13 Dec 10 Tips for Preventing Colic
Colic, the word no horse owner wants to hear. Why? Because colic kills more horses than any other condition.
So what is colic and why do horses get it? Colic is a term used to describe how horses respond to any type of abdominal pain. They stop eating and drinking, they look at their belly, they get up and down, they may roll, they may start sweating and in severe cases they become violent. Horses are always at risk to colic because the intestinal tract is very long and changes diameter many times going from small diameter to large and back again. Add to that a horse cannot vomit and you’ve got big trouble when things go bad.
So you can’t change the anatomy of the horse but here is a list of things that you can do to prevent colic in your own horse.
- Feed at the same time every day.
- Feed excellent quality hay and plenty of it. A horse should eat 2% of his body weight in hay per day. That’s a minimum of 20lbs of hay per day for a 1000lb horse. Free choice hay and pasture is optimal.
- Feed grain only as needed to energy and condition. Many horses do very well on excellent quality hay, salt and water.

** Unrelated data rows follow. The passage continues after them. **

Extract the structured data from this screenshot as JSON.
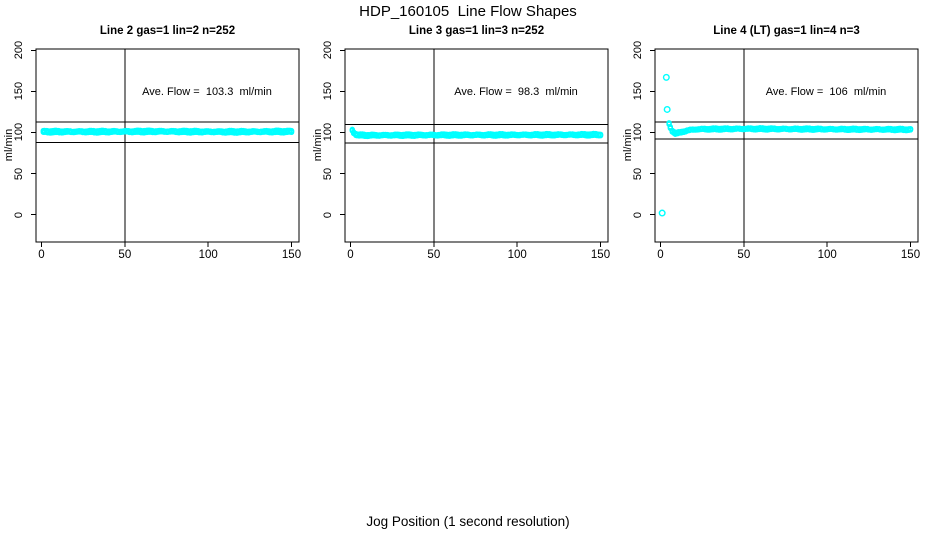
{
  "main_title": "HDP_160105  Line Flow Shapes",
  "x_axis_label": "Jog Position (1 second resolution)",
  "point_color": "#00ffff",
  "line_color": "#000000",
  "chart_data": {
    "type": "scatter",
    "title": "HDP_160105  Line Flow Shapes",
    "xlabel": "Jog Position (1 second resolution)",
    "ylabel": "ml/min",
    "x_ticks": [
      0,
      50,
      100,
      150
    ],
    "y_ticks": [
      0,
      50,
      100,
      150,
      200
    ],
    "xlim": [
      -3.3,
      154.5
    ],
    "ylim": [
      -33,
      202
    ],
    "grid": false,
    "vline_x": 50,
    "panels": [
      {
        "title": "Line 2 gas=1 lin=2 n=252",
        "ave_flow_label": "Ave. Flow =  103.3  ml/min",
        "ave_flow_value": 103.3,
        "n": 252,
        "hlines": [
          113,
          88
        ],
        "flow_profile": [
          [
            1,
            101.0
          ],
          [
            30,
            101.0
          ],
          [
            70,
            101.3
          ],
          [
            110,
            100.8
          ],
          [
            150,
            101.2
          ]
        ],
        "band_halfwidth": 2.2,
        "x_start": 1,
        "x_end": 150,
        "outliers": []
      },
      {
        "title": "Line 3 gas=1 lin=3 n=252",
        "ave_flow_label": "Ave. Flow =  98.3  ml/min",
        "ave_flow_value": 98.3,
        "n": 252,
        "hlines": [
          110,
          87
        ],
        "flow_profile": [
          [
            1,
            102.8
          ],
          [
            2,
            100.0
          ],
          [
            3,
            98.0
          ],
          [
            5,
            96.8
          ],
          [
            10,
            96.6
          ],
          [
            50,
            96.9
          ],
          [
            100,
            97.1
          ],
          [
            150,
            97.3
          ]
        ],
        "band_halfwidth": 1.9,
        "x_start": 1,
        "x_end": 150,
        "outliers": []
      },
      {
        "title": "Line 4 (LT) gas=1 lin=4 n=3",
        "ave_flow_label": "Ave. Flow =  106  ml/min",
        "ave_flow_value": 106,
        "n": 3,
        "hlines": [
          113,
          92
        ],
        "flow_profile": [
          [
            5,
            110.5
          ],
          [
            6,
            106.0
          ],
          [
            7,
            102.0
          ],
          [
            9,
            99.0
          ],
          [
            12,
            100.0
          ],
          [
            16,
            102.5
          ],
          [
            22,
            104.0
          ],
          [
            50,
            104.5
          ],
          [
            100,
            104.0
          ],
          [
            150,
            103.6
          ]
        ],
        "band_halfwidth": 1.7,
        "x_start": 5,
        "x_end": 150,
        "outliers": [
          [
            1,
            2
          ],
          [
            3.5,
            167
          ],
          [
            4,
            128
          ]
        ]
      }
    ]
  }
}
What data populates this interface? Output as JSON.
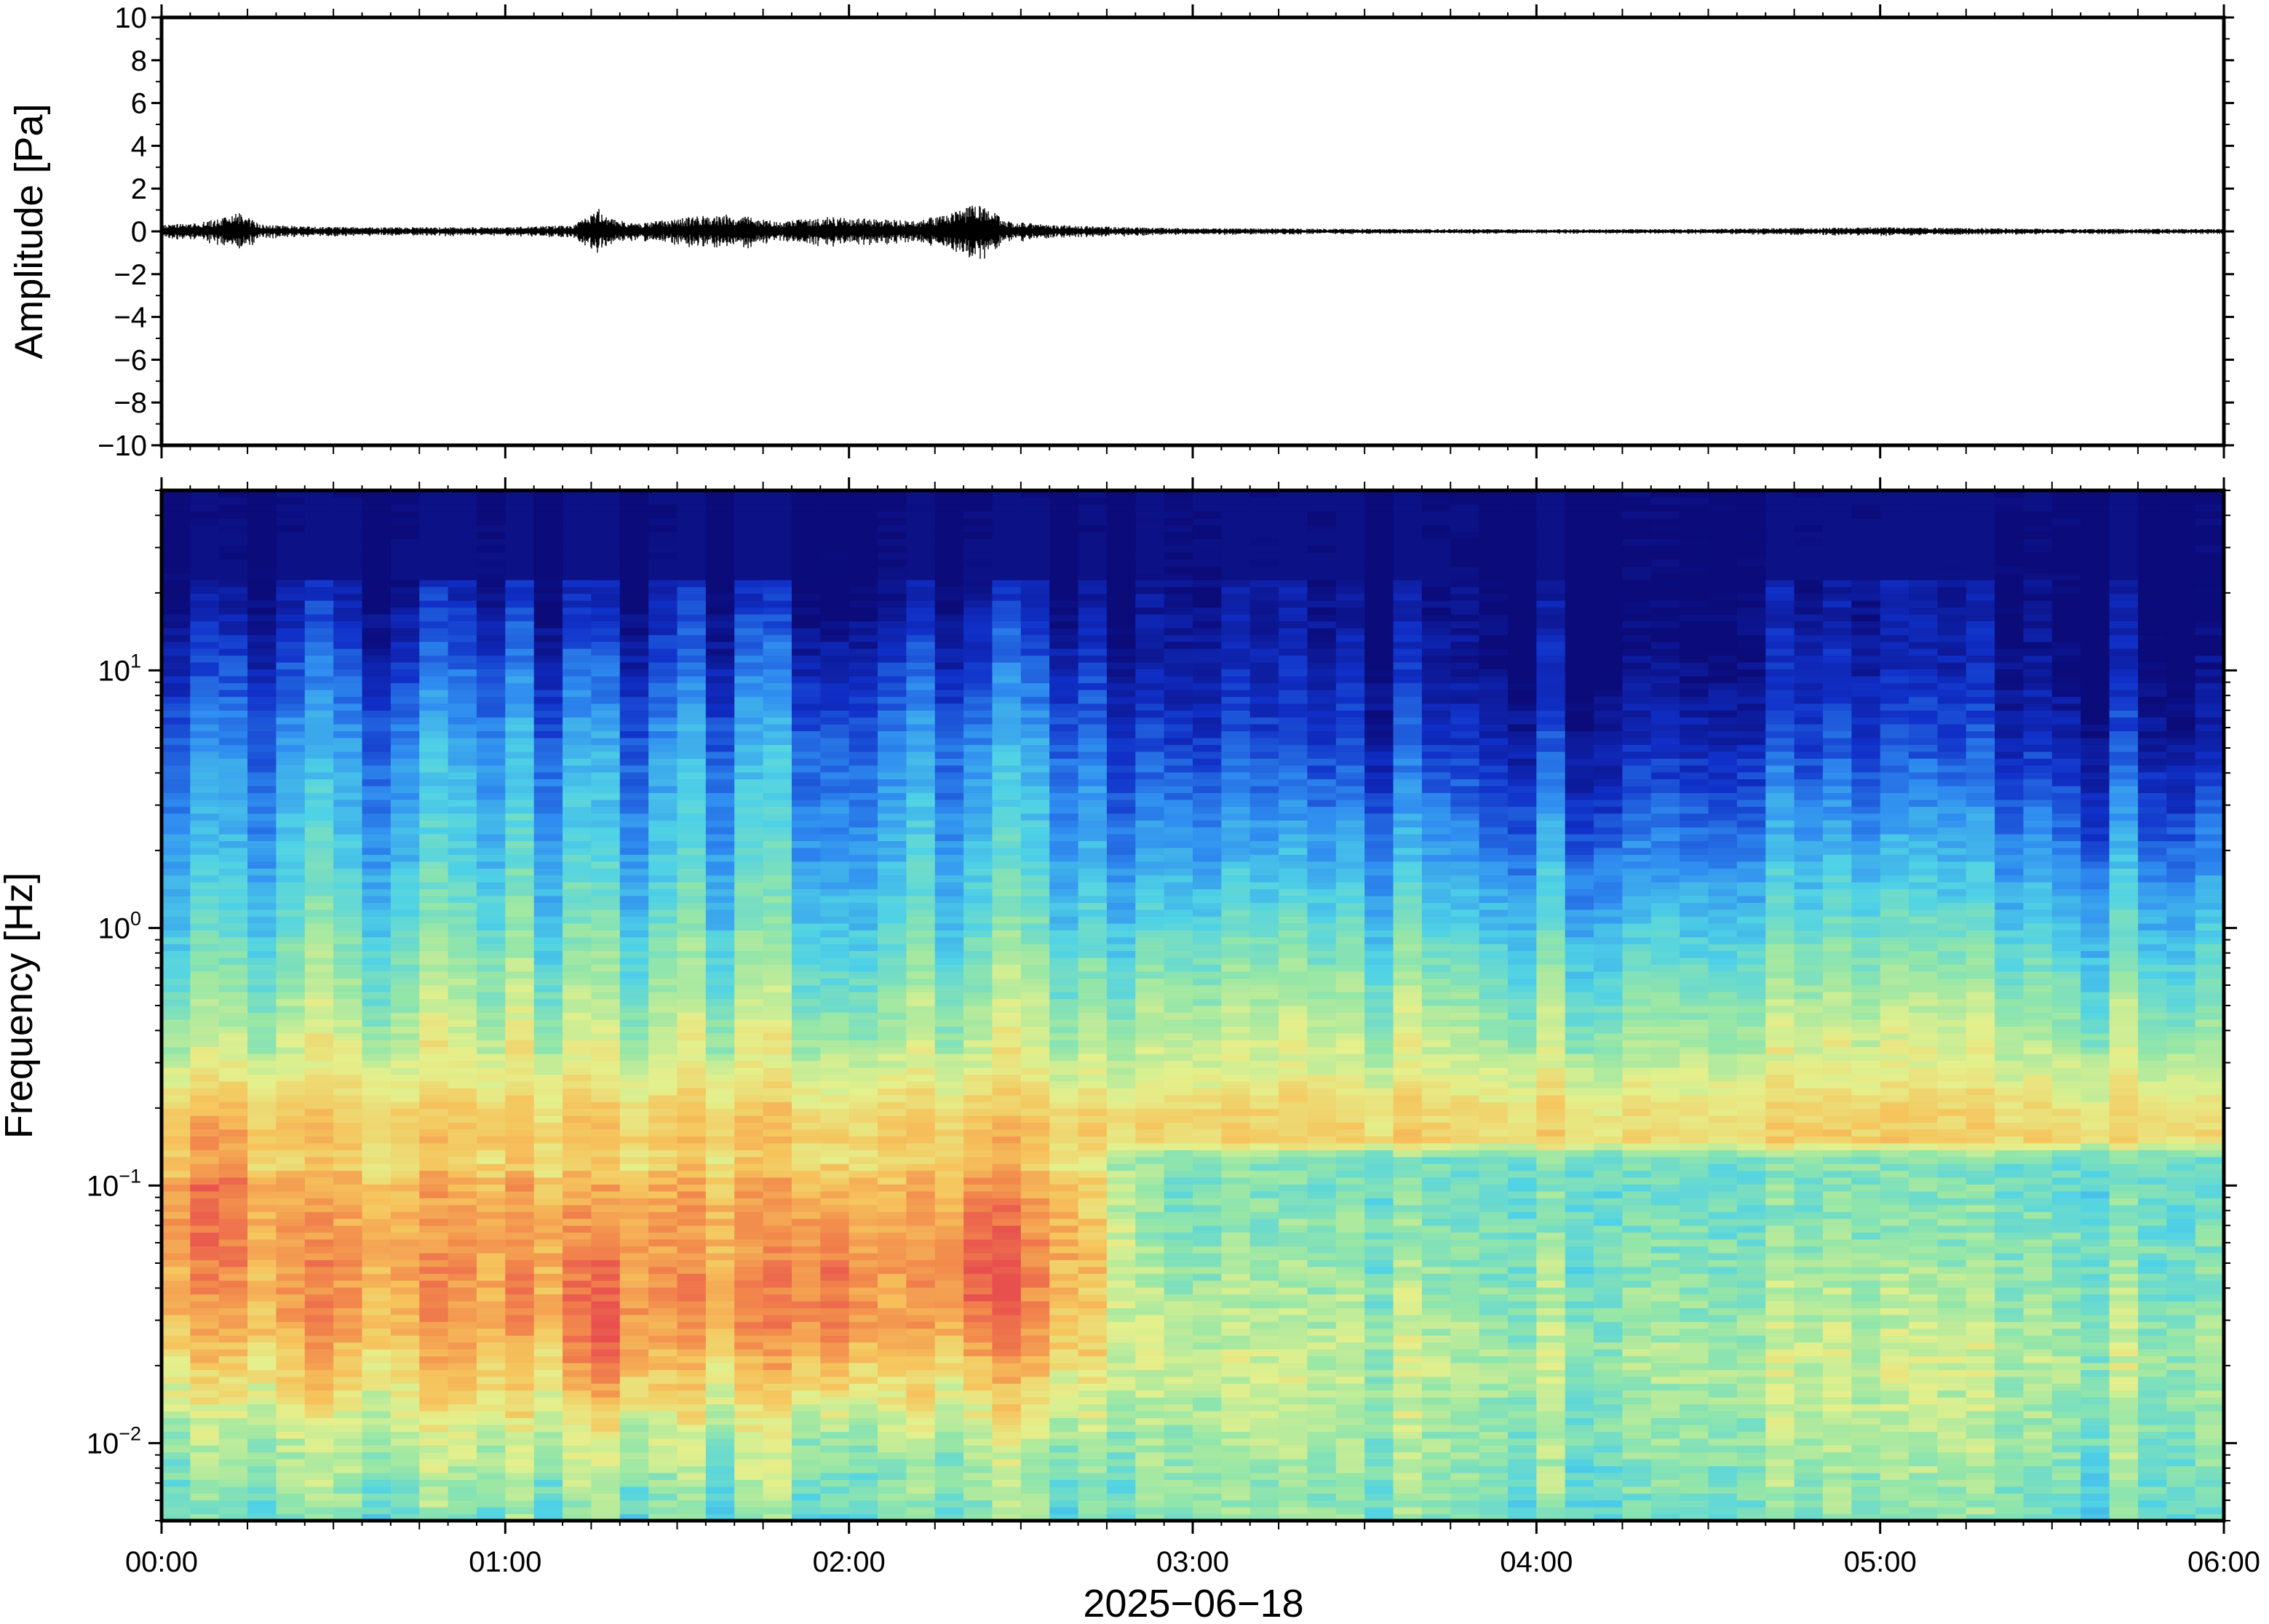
{
  "chart_data": [
    {
      "type": "line",
      "panel": "waveform",
      "ylabel": "Amplitude [Pa]",
      "ylim": [
        -10,
        10
      ],
      "yticks": [
        -10,
        -8,
        -6,
        -4,
        -2,
        0,
        2,
        4,
        6,
        8,
        10
      ],
      "ytick_labels": [
        "−10",
        "−8",
        "−6",
        "−4",
        "−2",
        "0",
        "2",
        "4",
        "6",
        "8",
        "10"
      ],
      "xlim": [
        "00:00",
        "06:00"
      ],
      "series": [
        {
          "t_hours": [
            0.0,
            0.1,
            0.2,
            0.22,
            0.3,
            0.5,
            0.8,
            1.0,
            1.2,
            1.28,
            1.3,
            1.4,
            1.55,
            1.65,
            1.8,
            1.95,
            2.05,
            2.2,
            2.38,
            2.41,
            2.45,
            2.6,
            2.8,
            3.0,
            3.5,
            4.0,
            4.5,
            5.0,
            5.5,
            6.0
          ],
          "envelope_pa": [
            0.3,
            0.4,
            0.7,
            0.9,
            0.3,
            0.2,
            0.2,
            0.2,
            0.3,
            1.2,
            0.6,
            0.4,
            0.7,
            0.8,
            0.5,
            0.7,
            0.6,
            0.5,
            1.3,
            1.1,
            0.5,
            0.3,
            0.2,
            0.15,
            0.12,
            0.1,
            0.12,
            0.2,
            0.12,
            0.12
          ]
        }
      ]
    },
    {
      "type": "heatmap",
      "panel": "spectrogram",
      "ylabel": "Frequency [Hz]",
      "xlabel": "2025−06−18",
      "y_scale": "log",
      "ylim_hz": [
        0.005,
        50
      ],
      "ytick_values": [
        0.01,
        0.1,
        1,
        10
      ],
      "ytick_labels": [
        {
          "base": "10",
          "exp": "−2"
        },
        {
          "base": "10",
          "exp": "−1"
        },
        {
          "base": "10",
          "exp": "0"
        },
        {
          "base": "10",
          "exp": "1"
        }
      ],
      "xticks": [
        "00:00",
        "01:00",
        "02:00",
        "03:00",
        "04:00",
        "05:00",
        "06:00"
      ],
      "colormap": "jet",
      "colormap_stops": [
        "#0b0b7a",
        "#1030c8",
        "#2f8cf0",
        "#4fd2e6",
        "#94e6a8",
        "#e4f08c",
        "#f6c45c",
        "#f28a4c",
        "#e8504e"
      ],
      "intensity_profile": {
        "freq_hz": [
          0.005,
          0.01,
          0.02,
          0.03,
          0.05,
          0.1,
          0.13,
          0.15,
          0.2,
          0.3,
          0.5,
          1,
          2,
          5,
          10,
          20,
          50
        ],
        "first_half_0_to_2h45": [
          0.45,
          0.55,
          0.72,
          0.8,
          0.82,
          0.78,
          0.68,
          0.74,
          0.7,
          0.6,
          0.52,
          0.42,
          0.34,
          0.26,
          0.16,
          0.05,
          0.0
        ],
        "second_half_2h45_to_6h": [
          0.45,
          0.5,
          0.55,
          0.52,
          0.48,
          0.44,
          0.46,
          0.7,
          0.68,
          0.58,
          0.5,
          0.38,
          0.26,
          0.12,
          0.04,
          0.0,
          0.0
        ]
      },
      "hot_spots": [
        {
          "time_hours": 1.3,
          "freq_hz": 0.025,
          "level": "high"
        },
        {
          "time_hours": 1.95,
          "freq_hz": 0.035,
          "level": "high"
        },
        {
          "time_hours": 2.4,
          "freq_hz": 0.05,
          "level": "high"
        },
        {
          "time_hours": 0.15,
          "freq_hz": 0.1,
          "level": "high"
        }
      ]
    }
  ]
}
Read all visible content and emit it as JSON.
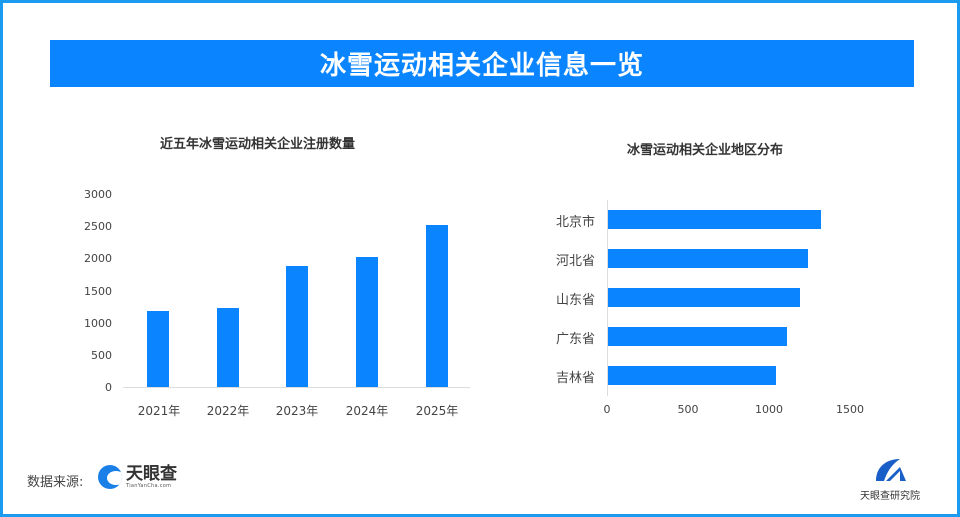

- Never feed more than 5lbs of grain per feeding. Divide the amount of grain needed into 2 equal feedings.
- Provide exercise daily. Exercise increases gastrointestinal motility, stall rest slows gastrointestinal motility.
- Deworm correctly, use fecal testing to guide the timing and choice of deworming products.
- Never ever let the water run out. Clean, fresh water is always best.
- Use feeders for grain, hay and salt, avoid placing them on the ground, especially if sandy areas.
- Never put a round bale of hay out without first using small quantities of hay to get them used to eating hay.
- Make all feed and hay changes slowly over several days.
Over the years we’ve learned that the most important thing a horse owner can do is to get help immediately.
Many of the conditions that cause colic can become life threatening in a relatively short period of time. Only by quickly and accurately recognizing colic – and seeking qualified veterinary help – can the chance for recovery be maximized.
The longer you wait, the more you walk, the more Banamine you give, the lower the horses’ chance for survival and the more costly a cure will be.